Going on a tangent this discussion made me wonder if ECC memory was common on GPUs (after all, with GPGPU becoming more and more mainstream what good is it having ECC system RAM if your VRAM isn't?)
Unsurprisingly it turns out that consumer-grade GPUs don't have ECC. However I stumbled upon this 2014 paper: "An investigation of the effects of hard and soft errors on graphics processing unit-accelerated molecular dynamics simulations"[0].
Now obviously it's a rather specific use case but I thought their conclusions were interesting:
>The size of the system that may be simulated by GPU-accelerated AMBER is limited by the amount of available GPU memory. As such, enabling ECC reduces the size of systems that may be simulated by approximately 10%. Enabling ECC also reduces simulation speed, resulting in greater opportunity for other sources of error such as disk failures in large filesystems, power glitches, and unexplained node failures to occur during the timeframe of a calculation.
>Finally, ECC events in RAM are exceedingly rare, requiring over 1000 testing hours to observe [7, 8]. The GPU-corrected error rate has not been successfully quantified by any study—previous attempts conducted over 10,000 h of testing without seeing a single ECC error event. Testing of GPUs for any form of soft error found that the error rate was primarily determined by the memory controller in the GPU and that the newer cards based on the GT200 chipset had a mean error rate of zero. However, the baseline value for the rate of ECC events in GPUs is unknown.
As for: "I guess it makes sense to have ECC RAM on the machine building your releases"

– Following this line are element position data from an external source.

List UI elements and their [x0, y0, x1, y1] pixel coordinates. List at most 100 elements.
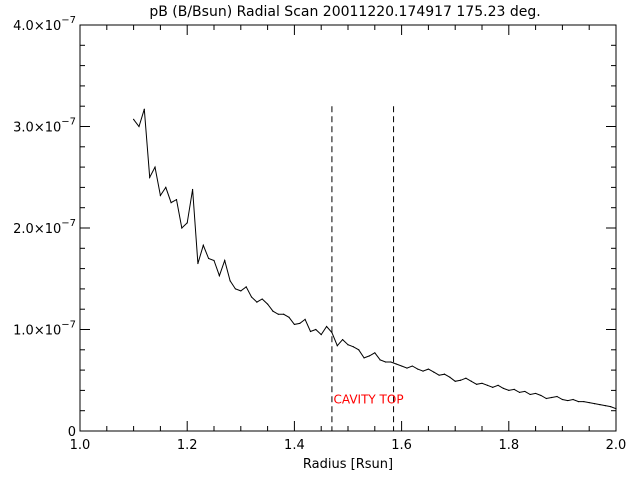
- data-point: [368, 355, 371, 357]
- data-point: [288, 316, 290, 318]
- x-tick-label: 1.2: [177, 438, 198, 453]
- data-point: [181, 227, 183, 229]
- data-point: [208, 257, 210, 260]
- data-point: [588, 401, 590, 404]
- x-tick-label: 1.0: [70, 438, 91, 453]
- pb-series-line: [133, 109, 617, 410]
- data-point: [283, 313, 285, 315]
- data-point: [315, 328, 317, 331]
- data-point: [154, 166, 156, 168]
- data-point: [186, 222, 188, 224]
- data-point: [384, 361, 387, 363]
- y-tick-label: 4.0×10−7: [13, 15, 76, 34]
- data-point: [159, 194, 161, 197]
- data-point: [459, 379, 462, 381]
- y-tick-label: 1.0×10−7: [13, 320, 76, 339]
- x-axis: 1.0 1.2 1.4 1.6 1.8 2.0: [70, 25, 626, 453]
- pb-series-points: [133, 108, 617, 410]
- data-point: [272, 310, 274, 312]
- data-point: [202, 244, 204, 246]
- data-point: [309, 330, 312, 333]
- data-point: [267, 303, 269, 305]
- data-point: [352, 346, 354, 348]
- data-point: [240, 290, 242, 292]
- data-point: [572, 398, 574, 401]
- data-point: [599, 404, 601, 406]
- data-point: [336, 345, 338, 347]
- data-point: [604, 405, 606, 407]
- data-point: [395, 363, 397, 365]
- plot-frame: [79, 24, 617, 432]
- data-point: [540, 394, 542, 397]
- data-point: [438, 374, 440, 376]
- y-axis: 0 1.0×10−7 2.0×10−7 3.0×10−7 4.0×10−7: [13, 15, 616, 440]
- annotations: CAVITY TOP: [334, 393, 404, 407]
- data-point: [449, 376, 451, 378]
- chart-title: pB (B/Bsun) Radial Scan 20011220.174917 …: [149, 4, 540, 20]
- data-point: [347, 344, 349, 346]
- y-tick-label: 3.0×10−7: [13, 117, 76, 136]
- data-point: [143, 108, 145, 110]
- data-point: [417, 368, 419, 370]
- y-tick-label: 2.0×10−7: [13, 218, 76, 237]
- data-point: [508, 389, 510, 391]
- data-point: [229, 280, 231, 282]
- data-point: [443, 373, 446, 375]
- x-tick-label: 1.4: [284, 438, 305, 453]
- data-point: [556, 395, 558, 398]
- data-point: [138, 125, 140, 128]
- data-point: [379, 359, 381, 361]
- data-point: [250, 296, 253, 298]
- data-point: [401, 365, 403, 367]
- data-point: [165, 186, 167, 188]
- data-point: [465, 377, 467, 379]
- x-axis-label: Radius [Rsun]: [303, 457, 393, 472]
- data-point: [304, 318, 306, 320]
- data-point: [567, 399, 569, 402]
- data-point: [133, 118, 135, 120]
- data-point: [342, 339, 344, 341]
- data-point: [197, 262, 199, 265]
- data-point: [513, 388, 515, 390]
- data-point: [615, 408, 617, 410]
- radius-markers: [331, 106, 395, 431]
- data-point: [545, 397, 547, 400]
- data-point: [170, 202, 172, 204]
- y-tick-label: 0: [68, 425, 76, 440]
- data-point: [218, 275, 220, 277]
- data-point: [518, 391, 521, 394]
- data-point: [492, 386, 494, 388]
- data-point: [331, 331, 333, 334]
- data-point: [561, 398, 564, 401]
- annotation-label: CAVITY TOP: [334, 393, 404, 407]
- data-point: [497, 384, 499, 386]
- data-point: [191, 188, 194, 191]
- data-point: [454, 380, 456, 382]
- data-point: [422, 370, 424, 372]
- data-point: [524, 390, 526, 393]
- data-point: [502, 387, 505, 389]
- data-point: [470, 380, 472, 382]
- data-point: [529, 393, 531, 396]
- data-point: [261, 298, 263, 300]
- data-point: [535, 392, 537, 395]
- data-point: [320, 333, 322, 336]
- x-tick-label: 1.8: [498, 438, 519, 453]
- data-point: [213, 259, 215, 262]
- data-point: [293, 323, 295, 326]
- data-point: [577, 400, 580, 403]
- data-point: [411, 365, 413, 367]
- data-point: [406, 367, 408, 369]
- data-point: [374, 352, 376, 354]
- data-point: [476, 383, 478, 385]
- data-point: [390, 361, 392, 363]
- data-point: [256, 301, 258, 303]
- data-point: [593, 402, 596, 405]
- data-point: [486, 384, 488, 386]
- data-point: [245, 286, 247, 288]
- data-point: [175, 198, 178, 201]
- data-point: [299, 322, 301, 325]
- data-point: [234, 288, 237, 290]
- data-point: [427, 368, 429, 370]
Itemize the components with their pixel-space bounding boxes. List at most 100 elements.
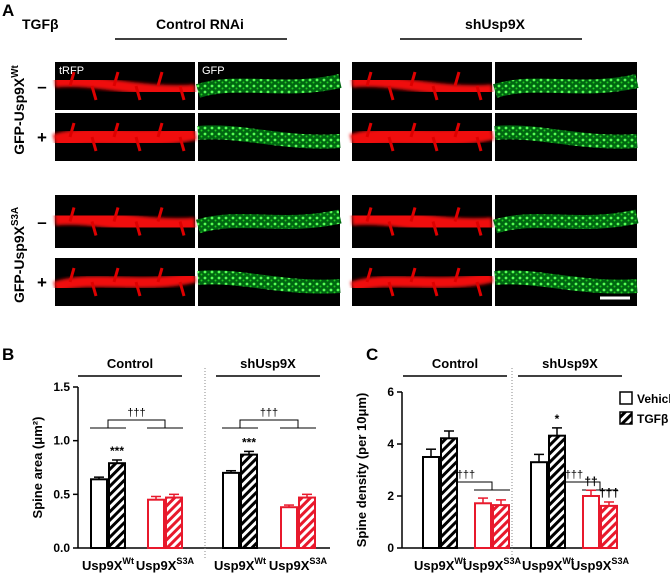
y-tick-label: 4 bbox=[387, 437, 394, 451]
spine bbox=[453, 122, 461, 138]
spine bbox=[453, 267, 461, 283]
spine bbox=[112, 71, 120, 87]
dendrite bbox=[52, 124, 197, 150]
channel-label: GFP bbox=[202, 65, 225, 77]
x-tick-label-main: Usp9X bbox=[522, 558, 563, 573]
y-tick-label: 1.5 bbox=[53, 380, 70, 394]
dendrite bbox=[351, 75, 493, 97]
spine bbox=[112, 122, 120, 138]
spine bbox=[90, 221, 98, 236]
significance-label: ††† bbox=[599, 486, 619, 500]
x-tick-label: Usp9XWt bbox=[82, 556, 134, 573]
spine bbox=[431, 136, 439, 152]
x-tick-label: Usp9XWt bbox=[214, 556, 266, 573]
dendrite-gfp bbox=[494, 270, 638, 294]
spine bbox=[134, 136, 142, 152]
bar bbox=[582, 495, 600, 549]
x-tick-label-sup: S3A bbox=[611, 556, 629, 566]
y-tick-label: 1.0 bbox=[53, 434, 70, 448]
bar bbox=[440, 437, 458, 549]
x-tick-label-sup: Wt bbox=[254, 556, 266, 566]
dendrite-gfp bbox=[492, 209, 639, 234]
spine bbox=[431, 221, 439, 236]
x-tick-label-sup: S3A bbox=[309, 556, 327, 566]
y-tick-label: 2 bbox=[387, 489, 394, 503]
spine bbox=[156, 267, 164, 283]
spine bbox=[475, 85, 483, 101]
y-tick-label: 0.5 bbox=[53, 487, 70, 501]
sign-label: – bbox=[37, 213, 46, 232]
x-tick-label-main: Usp9X bbox=[82, 558, 123, 573]
x-tick-label: Usp9XS3A bbox=[136, 556, 195, 573]
spine bbox=[387, 136, 395, 152]
spine bbox=[178, 221, 186, 236]
bar bbox=[298, 496, 316, 550]
significance-label: *** bbox=[242, 435, 256, 449]
bar bbox=[147, 498, 165, 550]
condition-label: shUsp9X bbox=[465, 16, 526, 32]
x-tick-label: Usp9XS3A bbox=[571, 556, 630, 573]
y-tick-label: 0.0 bbox=[53, 541, 70, 555]
bracket bbox=[239, 419, 299, 428]
channel-label: tRFP bbox=[59, 65, 84, 77]
spine bbox=[387, 85, 395, 101]
spine bbox=[431, 281, 439, 297]
spine bbox=[134, 85, 142, 101]
x-tick-label-sup: Wt bbox=[562, 556, 574, 566]
spine bbox=[156, 207, 164, 222]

That's a very narrow use case, there are many more usecases than that one and for a lot of those it makes good sense to have ECC: inputs to long running processes, computations that have some kind of real world value (bookkeeping, your thesis, experimental data subject to later verification, legal documents and so on).
> but for your dev machine does it really matter?
Maybe not to you.
> I mean, at this point it's really about a rather subjective perception of risk and particular use cases.
No, it's about a thing that if adopted widely would allow us to check off one possible source of errors that would not meaningfully increase the cost of your average machine and would still be an option, nobody would be forced to use anything.
> In my situation I find that memory issues are very low on my list of "things that can go catastrophically wrong".
Good for you.
> Really the only thing I can think about is building a corrupt release on my non-ECC build server.
You are still thinking about just your own use-cases.
> But from experience I'm not exactly in the minority to do that either and yet I don't observe many such issues in the wild.
Likely you also have somewhere between 8 and 32 GB of RAM in your machine.
If I look at my servers which have been operating for years on end they do tend to accumulate corrected ECC errors. The only reason I know about it is because there is ECC in there to begin with. If those machines would be running without ECC I'd likely not even be aware of any issues. But maybe the machines or some application on them would have crashed (best possible option), or maybe some innocent bits of data would have been corrupted (second best). And at the far end of the spectrum, maybe we'd have to re-install a machine from a backup (not so good, downtime, extra work) or maybe it would have led to silent data corruption (worst case).
Now, servers are not workstations, but my workstation has exactly as much RAM as my servers and no ECC, which is highly annoying but single threaded performance of the various Intel CPUs is much better on the consumer systems than it is on the Xeons unless you want to be subject to highway robbery prices.
So for me having the ECC option on consumer hardware would be quite nice, and I suspect anybody else doing real work on their PCs would love that option too.